Feed the Love: How to help food banks on the front lines of the COVID-19 crisis

Updated: April 09, 2020 11:44 AM

DULUTH, Minn. (WDIO/ABC) – The coronavirus pandemic has infected more than 400,000 people and killed at least 13,000 in the United States so far.


Another serious consequence of the outbreak: food insecurity.

With sky-rocketing unemployment and millions of children unable to receive free or reduced-price school lunches, more people are now facing hunger because of this crisis, according to Second Harvest Northern Lakes Food Bank in Duluth.

Shaye Moris, Executive Director for Second Harvest Northern Lakes Food Bank, says they are seeing a big increase in demand for its services.  In addition, they are also seeing that during this crisis, many families will find themselves needing help for the first time.

This week, Second Harvest served a record 523 people, Moris said.  Of those, 38% were new visitors.

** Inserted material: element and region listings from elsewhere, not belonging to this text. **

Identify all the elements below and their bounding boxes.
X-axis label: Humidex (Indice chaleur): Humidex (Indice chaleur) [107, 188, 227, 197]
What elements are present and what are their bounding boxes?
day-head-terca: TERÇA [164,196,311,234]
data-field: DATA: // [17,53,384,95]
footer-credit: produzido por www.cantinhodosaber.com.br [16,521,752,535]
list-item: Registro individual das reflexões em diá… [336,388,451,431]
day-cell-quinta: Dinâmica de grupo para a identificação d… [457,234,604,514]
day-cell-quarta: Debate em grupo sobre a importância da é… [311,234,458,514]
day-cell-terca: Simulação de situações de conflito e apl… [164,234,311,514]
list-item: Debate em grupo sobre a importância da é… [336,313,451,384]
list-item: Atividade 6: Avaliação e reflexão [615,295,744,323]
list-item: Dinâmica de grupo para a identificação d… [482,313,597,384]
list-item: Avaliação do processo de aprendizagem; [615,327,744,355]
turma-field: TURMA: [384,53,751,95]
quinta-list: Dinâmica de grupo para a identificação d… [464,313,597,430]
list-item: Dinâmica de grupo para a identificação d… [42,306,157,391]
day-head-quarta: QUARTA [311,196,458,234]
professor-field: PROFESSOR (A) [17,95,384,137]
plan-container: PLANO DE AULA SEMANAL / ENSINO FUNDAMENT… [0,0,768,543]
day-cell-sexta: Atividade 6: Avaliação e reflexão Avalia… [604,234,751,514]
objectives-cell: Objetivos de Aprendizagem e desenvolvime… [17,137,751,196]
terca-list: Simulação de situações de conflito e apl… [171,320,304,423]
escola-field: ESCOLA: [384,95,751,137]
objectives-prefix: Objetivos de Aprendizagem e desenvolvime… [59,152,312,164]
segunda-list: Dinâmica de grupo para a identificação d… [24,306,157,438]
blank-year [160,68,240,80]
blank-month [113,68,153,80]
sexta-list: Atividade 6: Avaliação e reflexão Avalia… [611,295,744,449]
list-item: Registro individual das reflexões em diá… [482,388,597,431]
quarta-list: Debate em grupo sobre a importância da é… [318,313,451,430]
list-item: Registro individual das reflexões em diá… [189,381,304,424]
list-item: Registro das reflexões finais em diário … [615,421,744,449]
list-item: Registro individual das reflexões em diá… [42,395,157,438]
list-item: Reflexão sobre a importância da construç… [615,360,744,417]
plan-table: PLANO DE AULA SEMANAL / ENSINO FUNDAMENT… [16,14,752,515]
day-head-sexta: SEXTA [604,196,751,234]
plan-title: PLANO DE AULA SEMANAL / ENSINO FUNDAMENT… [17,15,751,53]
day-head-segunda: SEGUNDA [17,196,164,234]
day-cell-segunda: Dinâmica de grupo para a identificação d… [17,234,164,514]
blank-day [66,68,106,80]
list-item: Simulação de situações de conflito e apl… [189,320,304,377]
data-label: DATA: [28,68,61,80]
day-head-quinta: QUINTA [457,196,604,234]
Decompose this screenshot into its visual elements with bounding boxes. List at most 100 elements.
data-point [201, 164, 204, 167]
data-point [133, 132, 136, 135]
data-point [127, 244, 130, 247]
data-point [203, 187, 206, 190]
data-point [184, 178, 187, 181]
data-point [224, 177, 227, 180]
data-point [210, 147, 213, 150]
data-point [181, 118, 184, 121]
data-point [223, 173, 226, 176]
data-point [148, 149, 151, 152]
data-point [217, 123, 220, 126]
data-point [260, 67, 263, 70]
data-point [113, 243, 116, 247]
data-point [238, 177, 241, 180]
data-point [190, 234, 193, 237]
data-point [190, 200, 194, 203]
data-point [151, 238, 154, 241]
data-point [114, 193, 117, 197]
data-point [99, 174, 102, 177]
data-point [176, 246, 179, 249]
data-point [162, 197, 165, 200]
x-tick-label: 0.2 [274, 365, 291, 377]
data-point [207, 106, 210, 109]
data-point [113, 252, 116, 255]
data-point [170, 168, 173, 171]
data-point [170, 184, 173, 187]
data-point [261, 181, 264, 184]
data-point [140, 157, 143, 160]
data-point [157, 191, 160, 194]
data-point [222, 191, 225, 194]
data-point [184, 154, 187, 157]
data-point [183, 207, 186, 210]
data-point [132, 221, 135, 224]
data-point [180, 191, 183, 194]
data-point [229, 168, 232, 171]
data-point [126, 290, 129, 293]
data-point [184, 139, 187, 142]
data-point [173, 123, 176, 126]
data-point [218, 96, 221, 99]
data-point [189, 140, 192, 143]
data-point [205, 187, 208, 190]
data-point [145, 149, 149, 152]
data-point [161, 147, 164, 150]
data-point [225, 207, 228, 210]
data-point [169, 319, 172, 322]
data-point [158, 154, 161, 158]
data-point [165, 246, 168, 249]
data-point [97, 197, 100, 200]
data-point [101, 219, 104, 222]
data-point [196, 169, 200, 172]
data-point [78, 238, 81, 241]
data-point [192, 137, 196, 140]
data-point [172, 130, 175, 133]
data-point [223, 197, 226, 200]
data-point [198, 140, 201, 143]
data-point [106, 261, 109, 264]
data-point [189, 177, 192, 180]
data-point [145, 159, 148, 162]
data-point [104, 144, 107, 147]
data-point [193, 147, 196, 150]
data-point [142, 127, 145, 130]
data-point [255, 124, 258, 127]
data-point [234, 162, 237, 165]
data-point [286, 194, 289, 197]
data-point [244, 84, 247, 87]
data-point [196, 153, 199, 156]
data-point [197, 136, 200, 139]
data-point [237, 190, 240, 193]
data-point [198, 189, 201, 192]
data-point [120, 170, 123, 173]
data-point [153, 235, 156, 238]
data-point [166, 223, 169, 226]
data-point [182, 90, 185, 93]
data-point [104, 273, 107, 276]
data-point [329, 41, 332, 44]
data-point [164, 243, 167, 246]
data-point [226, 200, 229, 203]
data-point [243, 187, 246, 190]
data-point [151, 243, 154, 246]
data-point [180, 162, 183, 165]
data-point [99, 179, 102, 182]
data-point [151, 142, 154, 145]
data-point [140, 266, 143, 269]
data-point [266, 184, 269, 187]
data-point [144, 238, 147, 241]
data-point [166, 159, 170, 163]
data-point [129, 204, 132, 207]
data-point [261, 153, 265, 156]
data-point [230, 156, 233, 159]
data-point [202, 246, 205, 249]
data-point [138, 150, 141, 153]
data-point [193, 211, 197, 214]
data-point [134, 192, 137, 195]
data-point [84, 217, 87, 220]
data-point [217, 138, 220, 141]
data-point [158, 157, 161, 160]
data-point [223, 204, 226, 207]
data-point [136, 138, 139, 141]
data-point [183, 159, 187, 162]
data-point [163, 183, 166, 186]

"A lot of people who are coming in are new and this is a whole new experience for them that they haven't needed help before," said Dan Wilson, Program Director for Second Harvest northern Lakes Food Bank.  "I just want to say that it's OK to receive help. we're going to get through this if we keep doing this together.  We have a whole network of food pantries across the Northland that are open and willing to serve."

According to Feeding America, the largest hunger-relief organization in the U.S., approximately 37 million people are food insecure, including 11 million children and 5.5 million seniors.

“I’ve never witnessed a system being more strained,” said Claire Babineaux-Fontenot, CEO of Feeding America. “Our estimations are that we will need to serve an additional 17.1 million people through this crisis, on top of an already 37-40 million people that we were serving before.”

Due to this crisis, WDIO and ABC is launching #FeedTheLove to highlight food banks and food pantry personnel working on the front lines, and to share food resources with all Americans who need it.

On the front lines at food banks

Across the country, determined volunteers are urgently responding to the demand at food banks by making sure people don’t go hungry. But as the demand has increased, supplies are dwindling and volunteers are scarce in some communities.

Lloyd Vines, a senior volunteer coordinator at the Regional Food Bank of Oklahoma, says his staff has shrunk in size since the pandemic hit.

Yet no matter how hectic it’s been, Vines and many committed volunteers like him are still staying positive.

"We’re so tired," he said, "but our spirits are high.”

Volunteering on the front lines during the pandemic comes with an increased risk of contracting the virus. It’s something that many volunteers are aware of and are taking precautions against -- but it hasn’t stopped them from continuing their critical work.

"All of our local food shelves have gone to a low-contact curbside distribution which is safe," said Shaye Moris with the Second Harvest Northern Lakes Food Bank. "We're wiping down handles and trunks. We're making sure that volunteers keep distance when they're putting food in people's cars.  So it really is a very safe environment for people to get assistance." 

Despite the risk, the Second Harvest Northern Lakes Food Bank and many others across the country are continuing their mission to make sure no one goes hungry during this pandemic.

"It seems like things are changing day by day with this food situation," said Dan Wilson, Program Director with Second Harvest Northern Lakes Food Bank.  "I mean we have shifted everything since shelter in place came about and we are now pre-packing all those boxes which is something we weren't doing as much focus on perishables. But right now, we're kind of contingency planning with food shelves making sure they have enough for today." 

Feeding the love

Feeding America has taken steps during the coronavirus pandemic to ensure no one goes hungry by providing resources for all Americans.

Among their efforts so far, Feeding America has launched the COVID-19 Response Fund, a national food and fundraising effort to support people facing hunger and the food banks who help them; they have worked with government leaders to ensure their emergency response to the coronavirus includes strong support and flexibility for federal nutrition programs; and they have provided emergency grants to food banks to support local response efforts.

Other ways to help

Second Harvest Northern Lakes Food Bank says there many ways to help those in need during this time:

  • Check in with neighbors, friends, and families that may be in need of food.
  • Shop responsibly, don’t hoard.
  • If you need help, get help. In addition to food banks, Second Harvest Northern Lakes Food Bank's website can link you with other resources.
  • If you can, give monetary donations.
  • Find out how to deliver food safely to a local food bank or donate money here. Call your local food bank first to find out what their food donation policy is right now.

"It's amazing to see what's happening in the Northland," says Moris. "With our financial donations, we're getting the nicest messages like 'thanks for the great work you're doing helping us feed our neighbors.' So it's really the outpouring of support has been wonderful."

She added, "We see this as more of a marathon than a sprint. So we're just hoping people just stick with us for the next several months if that's what it takes."